If you’re still having problems with this, please post a file for people to look at. I’m not sure what you are seeing.

Sorry here is a screen shot of what I am trying to achieve. I am using boolean difference to inlay the helical shape. Here I am using a pipe where the top two worked but the other two failed, maybe control points or faces occupying the same area? What I would like is it to be a square pipe cutting a V-shape but this always fails on the tapered shaft. Are there any other ways of cutting the pipe from the solid?

The other problem that i am having is the helical square when tapered starts and finishes at the correct depth but towards the midpoint it begins to drop under the surface of the shaft.

Make sure that you have clean intersections between surfaces.
I’ve attached one way of doing what you are after.
cutting a cone-rh5.3dm (858.9 KB)

Thanks wim, can I ask how you achieved that? And by clean intersections do you mean making sure the helical shape is uniform all the way along its length? When I have been tapering the helix of the pipe, the pipe itself has been tapering too. I see yours is uniform all the way.

ps: thank you so much for your help! It is a lot of trial and error for me at the moment as I get more competent with rhino.

The file includes all the steps in layers that are turned off.

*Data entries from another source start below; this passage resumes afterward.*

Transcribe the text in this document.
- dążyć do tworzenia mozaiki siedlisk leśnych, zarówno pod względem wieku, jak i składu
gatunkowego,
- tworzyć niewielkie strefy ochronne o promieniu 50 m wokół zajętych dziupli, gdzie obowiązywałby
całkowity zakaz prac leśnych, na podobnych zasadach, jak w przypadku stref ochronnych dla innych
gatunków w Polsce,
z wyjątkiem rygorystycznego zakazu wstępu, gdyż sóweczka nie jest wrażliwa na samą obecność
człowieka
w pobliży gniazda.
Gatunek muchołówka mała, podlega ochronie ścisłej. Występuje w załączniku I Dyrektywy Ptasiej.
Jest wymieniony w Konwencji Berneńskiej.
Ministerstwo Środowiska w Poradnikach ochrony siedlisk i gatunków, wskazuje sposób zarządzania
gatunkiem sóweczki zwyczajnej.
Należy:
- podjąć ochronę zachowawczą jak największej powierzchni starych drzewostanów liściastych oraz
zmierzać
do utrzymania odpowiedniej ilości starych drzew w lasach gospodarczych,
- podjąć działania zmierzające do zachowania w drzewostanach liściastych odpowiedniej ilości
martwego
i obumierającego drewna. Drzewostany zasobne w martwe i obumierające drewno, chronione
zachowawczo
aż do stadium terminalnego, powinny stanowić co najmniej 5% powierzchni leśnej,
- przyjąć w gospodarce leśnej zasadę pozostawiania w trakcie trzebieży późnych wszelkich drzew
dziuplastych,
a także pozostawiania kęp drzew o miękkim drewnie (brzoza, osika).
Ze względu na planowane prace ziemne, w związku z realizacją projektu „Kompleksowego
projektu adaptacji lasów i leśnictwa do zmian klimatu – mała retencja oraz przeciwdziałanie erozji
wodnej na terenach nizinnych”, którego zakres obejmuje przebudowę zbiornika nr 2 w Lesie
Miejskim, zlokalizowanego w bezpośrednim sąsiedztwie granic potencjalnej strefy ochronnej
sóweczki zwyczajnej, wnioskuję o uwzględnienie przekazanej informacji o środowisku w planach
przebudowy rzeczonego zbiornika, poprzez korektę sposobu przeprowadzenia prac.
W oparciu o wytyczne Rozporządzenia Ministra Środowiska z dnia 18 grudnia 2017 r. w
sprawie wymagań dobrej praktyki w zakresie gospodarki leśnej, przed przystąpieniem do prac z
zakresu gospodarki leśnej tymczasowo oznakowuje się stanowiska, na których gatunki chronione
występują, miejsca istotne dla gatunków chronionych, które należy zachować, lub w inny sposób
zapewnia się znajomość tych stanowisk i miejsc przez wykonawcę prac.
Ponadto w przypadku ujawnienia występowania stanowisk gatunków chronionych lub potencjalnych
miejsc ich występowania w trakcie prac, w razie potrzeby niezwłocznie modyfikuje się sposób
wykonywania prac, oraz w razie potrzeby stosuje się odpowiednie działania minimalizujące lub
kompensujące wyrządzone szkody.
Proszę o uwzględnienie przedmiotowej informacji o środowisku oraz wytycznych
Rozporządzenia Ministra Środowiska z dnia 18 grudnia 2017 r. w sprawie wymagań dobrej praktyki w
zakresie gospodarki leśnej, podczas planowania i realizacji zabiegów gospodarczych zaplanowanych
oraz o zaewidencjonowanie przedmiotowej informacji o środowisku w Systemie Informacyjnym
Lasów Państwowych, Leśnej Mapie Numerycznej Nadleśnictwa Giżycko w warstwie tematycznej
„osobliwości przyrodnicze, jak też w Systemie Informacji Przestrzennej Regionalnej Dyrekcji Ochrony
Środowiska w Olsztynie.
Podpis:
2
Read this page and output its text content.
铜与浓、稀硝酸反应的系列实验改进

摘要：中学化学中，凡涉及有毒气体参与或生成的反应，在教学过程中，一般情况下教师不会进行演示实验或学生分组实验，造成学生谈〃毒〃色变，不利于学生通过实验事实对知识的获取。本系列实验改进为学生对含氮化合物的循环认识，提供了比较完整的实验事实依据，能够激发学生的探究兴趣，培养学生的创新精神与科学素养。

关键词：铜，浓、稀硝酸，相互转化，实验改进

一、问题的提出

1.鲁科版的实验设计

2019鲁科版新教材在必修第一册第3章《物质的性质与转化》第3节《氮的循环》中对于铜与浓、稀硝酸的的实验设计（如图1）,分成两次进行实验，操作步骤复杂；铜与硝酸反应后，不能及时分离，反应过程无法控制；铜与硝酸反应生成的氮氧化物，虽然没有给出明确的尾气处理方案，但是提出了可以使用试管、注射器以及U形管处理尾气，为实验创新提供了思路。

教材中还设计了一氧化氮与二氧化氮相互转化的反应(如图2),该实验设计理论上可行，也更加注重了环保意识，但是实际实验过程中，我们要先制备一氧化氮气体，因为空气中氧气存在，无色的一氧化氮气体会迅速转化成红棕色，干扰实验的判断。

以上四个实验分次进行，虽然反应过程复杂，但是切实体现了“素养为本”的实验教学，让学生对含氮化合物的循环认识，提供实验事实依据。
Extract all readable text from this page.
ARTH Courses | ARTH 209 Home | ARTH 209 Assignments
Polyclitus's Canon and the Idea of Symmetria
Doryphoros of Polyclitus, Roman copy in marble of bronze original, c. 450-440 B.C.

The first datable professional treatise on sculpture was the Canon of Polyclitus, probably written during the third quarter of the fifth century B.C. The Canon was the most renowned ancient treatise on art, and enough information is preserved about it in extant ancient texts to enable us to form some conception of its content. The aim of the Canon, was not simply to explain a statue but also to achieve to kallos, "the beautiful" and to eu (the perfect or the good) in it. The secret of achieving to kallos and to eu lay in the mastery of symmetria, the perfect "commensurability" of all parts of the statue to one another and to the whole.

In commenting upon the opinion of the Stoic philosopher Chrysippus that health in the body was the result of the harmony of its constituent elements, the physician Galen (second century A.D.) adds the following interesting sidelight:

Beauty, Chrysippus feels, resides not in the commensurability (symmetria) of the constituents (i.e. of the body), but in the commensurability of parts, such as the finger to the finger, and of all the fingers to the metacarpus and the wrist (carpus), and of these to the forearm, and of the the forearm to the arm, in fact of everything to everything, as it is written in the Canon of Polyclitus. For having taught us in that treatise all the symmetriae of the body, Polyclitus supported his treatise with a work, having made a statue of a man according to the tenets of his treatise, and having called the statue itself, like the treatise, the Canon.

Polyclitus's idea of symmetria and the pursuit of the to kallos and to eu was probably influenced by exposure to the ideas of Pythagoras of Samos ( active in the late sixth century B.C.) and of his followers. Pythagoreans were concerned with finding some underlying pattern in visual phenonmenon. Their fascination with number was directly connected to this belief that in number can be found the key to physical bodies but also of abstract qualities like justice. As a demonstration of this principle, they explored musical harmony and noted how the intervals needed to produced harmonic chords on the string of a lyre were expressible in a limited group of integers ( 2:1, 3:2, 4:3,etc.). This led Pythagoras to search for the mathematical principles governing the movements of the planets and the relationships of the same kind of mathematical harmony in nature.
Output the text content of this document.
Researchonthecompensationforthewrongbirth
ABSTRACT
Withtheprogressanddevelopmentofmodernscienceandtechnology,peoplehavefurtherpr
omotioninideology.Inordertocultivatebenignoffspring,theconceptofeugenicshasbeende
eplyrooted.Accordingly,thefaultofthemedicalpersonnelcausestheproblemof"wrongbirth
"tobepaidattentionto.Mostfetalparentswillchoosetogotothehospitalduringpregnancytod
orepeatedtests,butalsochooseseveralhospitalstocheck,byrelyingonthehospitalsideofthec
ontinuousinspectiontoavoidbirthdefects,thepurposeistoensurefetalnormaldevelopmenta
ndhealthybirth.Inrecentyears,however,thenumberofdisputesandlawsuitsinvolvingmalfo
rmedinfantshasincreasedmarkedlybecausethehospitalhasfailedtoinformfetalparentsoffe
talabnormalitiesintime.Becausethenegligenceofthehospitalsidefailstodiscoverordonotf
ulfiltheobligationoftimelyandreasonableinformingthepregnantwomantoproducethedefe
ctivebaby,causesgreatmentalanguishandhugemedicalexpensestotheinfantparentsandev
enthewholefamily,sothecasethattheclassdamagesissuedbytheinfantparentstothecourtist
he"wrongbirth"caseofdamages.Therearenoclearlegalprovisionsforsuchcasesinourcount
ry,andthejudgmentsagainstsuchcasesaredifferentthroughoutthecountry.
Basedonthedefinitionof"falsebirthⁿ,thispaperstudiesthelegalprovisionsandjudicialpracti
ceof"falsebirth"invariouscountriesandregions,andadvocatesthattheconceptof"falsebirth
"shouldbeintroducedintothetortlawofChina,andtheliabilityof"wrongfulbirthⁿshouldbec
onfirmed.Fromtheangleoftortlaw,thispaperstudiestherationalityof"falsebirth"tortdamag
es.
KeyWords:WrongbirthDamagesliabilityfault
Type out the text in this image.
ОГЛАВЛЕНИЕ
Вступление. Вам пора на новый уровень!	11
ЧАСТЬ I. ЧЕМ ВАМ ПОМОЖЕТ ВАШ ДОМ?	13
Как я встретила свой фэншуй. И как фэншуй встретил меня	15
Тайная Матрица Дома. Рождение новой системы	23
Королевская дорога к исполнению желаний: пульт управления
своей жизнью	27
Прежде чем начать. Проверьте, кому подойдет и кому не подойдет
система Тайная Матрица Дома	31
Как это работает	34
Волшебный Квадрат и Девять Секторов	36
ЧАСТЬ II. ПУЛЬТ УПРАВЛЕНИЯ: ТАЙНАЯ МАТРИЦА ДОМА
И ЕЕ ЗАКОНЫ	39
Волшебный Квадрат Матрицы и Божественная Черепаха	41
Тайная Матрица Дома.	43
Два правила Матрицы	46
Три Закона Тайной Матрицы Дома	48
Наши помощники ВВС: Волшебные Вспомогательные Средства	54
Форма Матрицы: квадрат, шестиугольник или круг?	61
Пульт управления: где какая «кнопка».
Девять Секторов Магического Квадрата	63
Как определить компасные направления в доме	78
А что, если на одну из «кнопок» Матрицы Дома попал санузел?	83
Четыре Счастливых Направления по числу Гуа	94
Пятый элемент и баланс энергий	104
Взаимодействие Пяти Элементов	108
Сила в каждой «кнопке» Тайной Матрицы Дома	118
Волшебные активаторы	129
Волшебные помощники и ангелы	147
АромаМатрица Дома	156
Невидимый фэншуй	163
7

Best to go through them one by one. I’ve updated the file using a spiral instead of an helix - simplifying things a bit.
cutting a cone-rh5.3dm (938.2 KB)

What I mean by clean intersections is that if you run intersect on the spiral and the cone, you will see that there are only a few points that actually intersect within the document tolerance. You always have to keep in mind that there are tolerances we have to deal with. If you make sure that the surfaces extend through each other with a comfortable margin (in this case by making the cross section extend well beyond the surface), you will end up with clean intersections. When things fail, especially when using booleans, it is because the intersections are not complete.